Después de sopesar todos los platos (os puedo asegurar que fue una tarea un poco peliaguda) y dejarme aconsejar por Noelia, que es encantadora, en lo relativo a la cantidad que sirven, mis elegidos fueron:

 

De entrante: croquetas de portobello, (champiñón portobello) con chips de yuca (4 €)
con una bechamel suave, melosa y sabrosa que contrastaba a la perfección con el ligero y crujiente del rebozado. Las chips de yuca que las acompañan son un acierto. Cortadas con mandolina, son finas como el papel de liar así que ya os podéis imaginar cómo resonarían en el interior de vuestra boca.

De primero: abanico con patatas (5 €): El abanico es la envoltura externa de las costillas del cerdo. Es una carne muy grasa por lo que al hacerla tanto a la plancha como en barbacoa queda impresionante. Y si encima es de cerdo ibérico ya os podéis imaginar el resultado. El que yo comí no era de ibérico pero habían acertado en su preparación. ¿Quién no se rinde ante una carne hecha en su punto, jugosa y tierna por dentro, churruscadita por fuera y con un ligero toque de tabasco verde, acompañada con patatas frescas (las llamo así porque las otras son congeladas) y verduras a la plancha? Que yo sepa, nadie.

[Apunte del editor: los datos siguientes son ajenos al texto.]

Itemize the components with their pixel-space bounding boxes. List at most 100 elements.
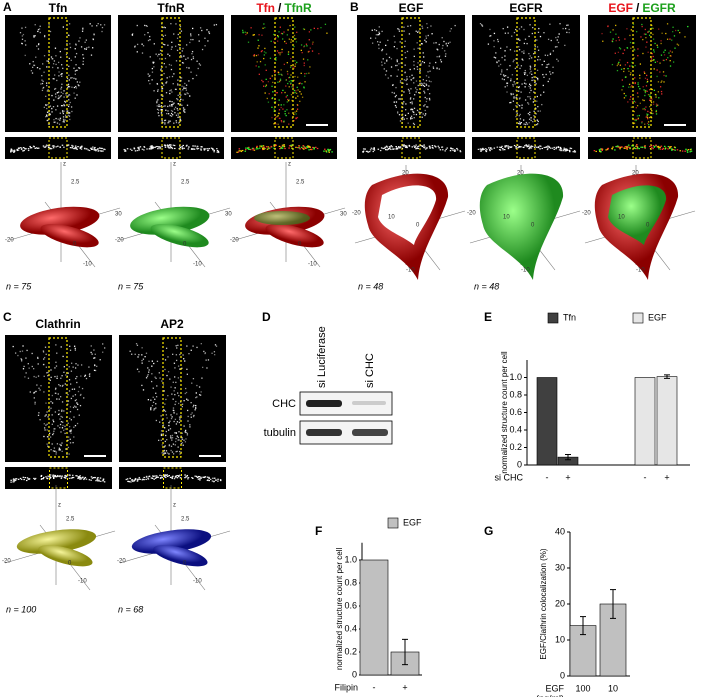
speckle [430,25,432,27]
speckle [14,352,17,354]
speckle [442,149,444,151]
speckle [499,63,502,66]
surface-3d [40,224,99,248]
speckle [166,112,168,115]
speckle [390,66,393,68]
speckle [166,81,168,83]
speckle [163,26,165,28]
speckle [441,47,444,49]
speckle [43,476,45,479]
speckle [283,144,286,146]
speckle [77,364,79,366]
speckle [99,477,102,479]
speckle [559,146,562,149]
speckle [293,120,295,122]
speckle [208,476,210,479]
speckle [504,146,506,148]
speckle [154,146,156,149]
speckle [56,79,58,82]
speckle [80,46,83,48]
speckle [616,146,619,148]
speckle [307,146,310,149]
speckle [13,149,16,151]
speckle [100,147,102,149]
speckle [37,30,39,33]
speckle [186,476,188,478]
speckle [394,41,396,43]
speckle [57,97,59,100]
speckle [289,76,291,79]
speckle [74,394,77,396]
axis-3d-label: -20 [117,559,126,565]
axis-3d-label: 0 [183,242,187,248]
speckle [394,96,397,98]
speckle [57,145,59,147]
speckle [181,85,183,87]
speckle [150,399,152,401]
speckle [665,58,668,61]
speckle [169,120,171,122]
speckle [252,147,255,149]
speckle [261,148,264,150]
speckle [562,150,564,152]
speckle [185,44,188,46]
speckle [63,104,66,107]
speckle [68,425,71,428]
speckle [444,150,446,152]
speckle [489,35,491,37]
speckle [676,149,679,151]
speckle [419,70,421,73]
speckle [48,123,50,125]
speckle [168,104,171,106]
speckle [398,30,401,32]
speckle [191,53,193,55]
speckle [73,67,75,69]
speckle [144,24,146,27]
speckle [157,439,160,442]
speckle [46,60,48,62]
speckle [185,93,187,96]
blot-row-label: tubulin [264,427,296,439]
speckle [47,123,50,125]
speckle [406,76,408,78]
speckle [153,362,155,365]
speckle [61,83,63,85]
speckle [634,82,636,84]
speckle [97,480,99,482]
speckle [288,77,290,79]
speckle [599,148,602,150]
speckle [165,434,167,437]
speckle [256,146,258,148]
speckle [425,37,428,39]
speckle [537,146,540,149]
speckle [306,147,309,149]
speckle [131,149,133,151]
speckle [294,91,296,94]
micrograph [5,335,112,462]
speckle [568,149,571,152]
speckle [84,48,86,50]
speckle [298,82,300,85]
speckle [85,377,88,380]
speckle [280,69,282,71]
speckle [278,117,281,119]
speckle [199,64,202,66]
speckle [565,149,567,151]
speckle [479,23,482,25]
speckle [540,94,542,96]
speckle [51,394,54,397]
speckle [557,146,560,148]
speckle [531,77,533,79]
speckle [428,93,431,95]
speckle [502,74,505,76]
speckle [184,441,187,443]
speckle [181,438,183,440]
speckle [504,145,506,147]
speckle [70,397,73,400]
speckle [67,372,69,374]
speckle [57,393,59,395]
speckle [408,144,411,147]
speckle [400,62,402,64]
speckle [506,91,508,93]
speckle [158,146,160,148]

Y por último, el postre: bizcocho con salsa de mango y nísperos caramelizados (3,50 €). No, no penséis que le pasa algo a la foto, el bizcocho es así, verde, porque está hecho con calabacín. Tiene una textura compacta y densa, es un placer comprobar lo suave que es. La salsa de mango servida fría es un contraste que sorprende tanto si la acompañas con el bizcocho como con los nísperos. Es un postre muy goloso, quedáis advertidos…

De bebida me tomé una caña (1,80 €) y al café, que disfruté mientras leía el periódico, tuvieron la gentileza de invitarme. Pagué por este pequeño gran homenaje 14,30 € . Teniendo en cuenta que su comida está muy rica, que sirven rápido y que te tratan fenomenal, me parece un precio muy razonable. Por eso les doy lima y media.